ISLAMABAD, Pakistan - Pakistani security forces captured the former Taliban defense minister, Pakistani intelligence officials said Friday, in what would be the highest-ranking leader from the Afghan insurgency to be arrested since it lost power in 2001.

There was no immediate official confirmation from the Pakistani government about the arrest of Mullah Obaidullah Akhund, regarded as one of the two top deputies of Taliban supreme leader Mullah Omar. A Taliban spokesman dismissed the report as a "rumor."

Akhund was nabbed with four other suspects in a raid on a home in the southwestern city of Quetta on Monday, three intelligence officials said on condition of anonymity because they were not authorized to speak to journalists.

The arrests came amid growing international pressure on Pakistan to crackdown on Taliban militants and coincided with a visit to Islamabad on Monday by Vice President Dick Cheney.

During his visit, Cheney had expressed concern to President Gen. Pervez Musharraf over al Qaeda regrouping inside Pakistan's tribal regions and an expected Taliban spring offensive in neighboring Afghanistan.

One of the intelligence officials said Akhund's arrest was a planned operation following a tip from U.S. officials and was not linked to Cheney's visit. He said that seven more Taliban suspects had been arrested, also in Quetta, later in the week. He had no information about the identities of the other suspects.

Brig. Javed Iqbal Cheema, a senior Interior Ministry official handling counterterrorism issues, denied late Thursday that a top Taliban figure had been arrested and was not answering calls Friday. Tariq Khosa, police chief of Baluchistan province where Quetta is located, said he was not aware of Akhund's arrest.

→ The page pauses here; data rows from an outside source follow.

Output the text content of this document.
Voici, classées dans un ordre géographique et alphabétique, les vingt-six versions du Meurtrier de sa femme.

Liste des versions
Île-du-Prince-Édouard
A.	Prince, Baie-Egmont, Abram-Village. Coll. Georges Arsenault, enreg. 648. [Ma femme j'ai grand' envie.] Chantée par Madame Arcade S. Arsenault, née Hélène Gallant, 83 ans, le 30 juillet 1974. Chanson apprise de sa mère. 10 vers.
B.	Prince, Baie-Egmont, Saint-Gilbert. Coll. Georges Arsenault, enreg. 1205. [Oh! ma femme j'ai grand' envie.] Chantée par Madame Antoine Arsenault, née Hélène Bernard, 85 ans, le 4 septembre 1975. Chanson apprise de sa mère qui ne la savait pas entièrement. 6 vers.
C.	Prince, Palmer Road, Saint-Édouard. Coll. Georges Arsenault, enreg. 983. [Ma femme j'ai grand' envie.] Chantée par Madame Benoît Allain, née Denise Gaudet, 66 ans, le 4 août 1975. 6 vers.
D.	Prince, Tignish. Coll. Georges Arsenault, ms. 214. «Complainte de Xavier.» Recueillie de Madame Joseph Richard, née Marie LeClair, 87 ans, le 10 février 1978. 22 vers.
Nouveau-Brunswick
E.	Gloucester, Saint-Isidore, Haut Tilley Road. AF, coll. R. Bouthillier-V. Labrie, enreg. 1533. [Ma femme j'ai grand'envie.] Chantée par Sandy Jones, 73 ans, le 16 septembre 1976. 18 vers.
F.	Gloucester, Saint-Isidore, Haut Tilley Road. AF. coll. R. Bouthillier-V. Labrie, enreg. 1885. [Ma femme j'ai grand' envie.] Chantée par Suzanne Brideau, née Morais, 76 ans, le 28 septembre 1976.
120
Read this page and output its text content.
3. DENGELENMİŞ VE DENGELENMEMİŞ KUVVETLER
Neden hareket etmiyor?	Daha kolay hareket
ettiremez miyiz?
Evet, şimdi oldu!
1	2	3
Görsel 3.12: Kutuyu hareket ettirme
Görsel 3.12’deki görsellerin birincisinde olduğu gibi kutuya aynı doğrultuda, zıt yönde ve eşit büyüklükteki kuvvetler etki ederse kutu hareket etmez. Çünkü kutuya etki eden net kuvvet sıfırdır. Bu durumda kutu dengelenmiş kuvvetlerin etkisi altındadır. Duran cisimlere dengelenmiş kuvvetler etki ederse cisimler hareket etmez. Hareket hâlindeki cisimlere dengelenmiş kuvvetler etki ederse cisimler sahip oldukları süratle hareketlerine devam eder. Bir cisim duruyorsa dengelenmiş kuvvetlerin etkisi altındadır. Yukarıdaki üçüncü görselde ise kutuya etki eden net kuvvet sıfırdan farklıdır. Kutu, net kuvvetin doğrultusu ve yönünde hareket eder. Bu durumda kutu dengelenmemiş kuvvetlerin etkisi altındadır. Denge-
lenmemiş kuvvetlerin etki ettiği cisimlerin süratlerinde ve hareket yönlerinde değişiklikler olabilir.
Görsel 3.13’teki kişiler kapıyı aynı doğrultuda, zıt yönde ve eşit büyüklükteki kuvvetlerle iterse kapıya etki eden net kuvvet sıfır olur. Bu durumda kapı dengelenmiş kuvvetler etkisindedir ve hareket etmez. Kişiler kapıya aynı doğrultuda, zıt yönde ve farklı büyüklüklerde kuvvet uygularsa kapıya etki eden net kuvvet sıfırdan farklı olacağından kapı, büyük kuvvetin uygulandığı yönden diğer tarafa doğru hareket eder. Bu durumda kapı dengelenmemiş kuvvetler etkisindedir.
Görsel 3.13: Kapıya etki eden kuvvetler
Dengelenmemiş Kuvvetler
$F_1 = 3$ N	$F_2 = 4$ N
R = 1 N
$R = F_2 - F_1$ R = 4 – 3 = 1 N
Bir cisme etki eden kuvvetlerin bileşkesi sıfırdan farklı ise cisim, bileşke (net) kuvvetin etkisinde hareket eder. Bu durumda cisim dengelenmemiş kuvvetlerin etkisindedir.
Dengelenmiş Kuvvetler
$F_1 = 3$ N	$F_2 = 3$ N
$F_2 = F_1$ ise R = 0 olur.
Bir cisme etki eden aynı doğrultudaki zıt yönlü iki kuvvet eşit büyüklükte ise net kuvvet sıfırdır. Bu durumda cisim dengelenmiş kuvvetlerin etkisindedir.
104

Afghan and NATO officials could not confirm the arrest either.

"To the best of my knowledge we were not involved in anything associated with him," Col. Tom Collins, the spokesman for the NATO's International Security Assistance Force, said in Kabul. "We were not involved in that operation."

Akhund's arrest was also reported by the New York Times and Pakistan's respected Dawn daily newspaper. Dawn cited an unnamed federal official, who was quoted as saying that two of the suspects captured with him "could be" Amir Khan Haqqani, a Taliban commander in Afghanistan's southern Zabul province, and Abdul Bari, the former Taliban governor of Helmand province.

Qari Yousuf Ahmadi, who claims to speak for the Taliban, denied Akhund had been captured.

"It's just a rumor," Ahmadi told The Associated Press by phone from an undisclosed location. "Mullah Obaidullah is in Afghanistan, he's not in Pakistan."

Ahmadi confirmed Akhund's stature inside the Taliban movement as one of Omar's two top lieutenants, along with Mullah Biradar. He said the two men had been appointed by Omar to command the militia's jihad, or holy war, inside Afghanistan.

Taliban-led militants have staged a resurgence over the past year, threatening the elected Afghan government of President Hamid Karzai. Bitter fighting with Afghan, NATO and U.S. forces during 2006 left thousands dead, and militant leaders are threatening a new wave of attacks as winter subsides in the coming weeks.

Gen. Mohammad Zahir Azimi, spokesman for the Afghan defense ministry, said Akhund's arrest, if confirmed, would affect the command and control system of the Taliban.

"He was a very important person in the Taliban movement," Azimi said. "It will be a big blow to Taliban morale."

The surge in violence, particularly in southern Afghanistan, has badly strained Pakistan's relations with Afghanistan, which claims the Taliban movement is commanded from Quetta. Karzai has claimed that Omar himself is staying in Quetta.

The presence of Taliban leaders in the southwestern city, which is heavily populated by Afghan migrants, is hard to substantiate. The clearest public sign, prior to Akhund's reported capture, was the arrest there in October 2005 of a Taliban spokesman, Latif Hakimi, who lived in the city with his family.

In recent months, NATO has reported a string of successes in killing or arresting Taliban commanders in Afghanistan: most significantly, Mullah Akhtar Mohammad Osmani -- another top Omar lieutenant -- who was killed in an airstrike in southern Helmand province, just across the border from Pakistan, in December.

Musharraf and U.S. officials have said that Pakistan -- a former supporter of the Taliban regime but now a key ally of Washington in its war on terror -- helped in the operation to eliminate Osmani, a top military commander for the insurgents in their southern Afghan heartland.

Speaking in early February, Musharraf also said another top militant commander, Mullah Dadullah, had been inside Pakistan three times but evaded capture. He didn't give details, but described it as a "a combined failure" of Pakistan and anti-terror allies who shared the intelligence.

In an interview with an Al-Jazeera TV journalist last week, Dadullah claimed he had deployed more than 6,000 fighters for a spring offensive. He said the fighters were hidden in tunnels and elsewhere in preparation the assault.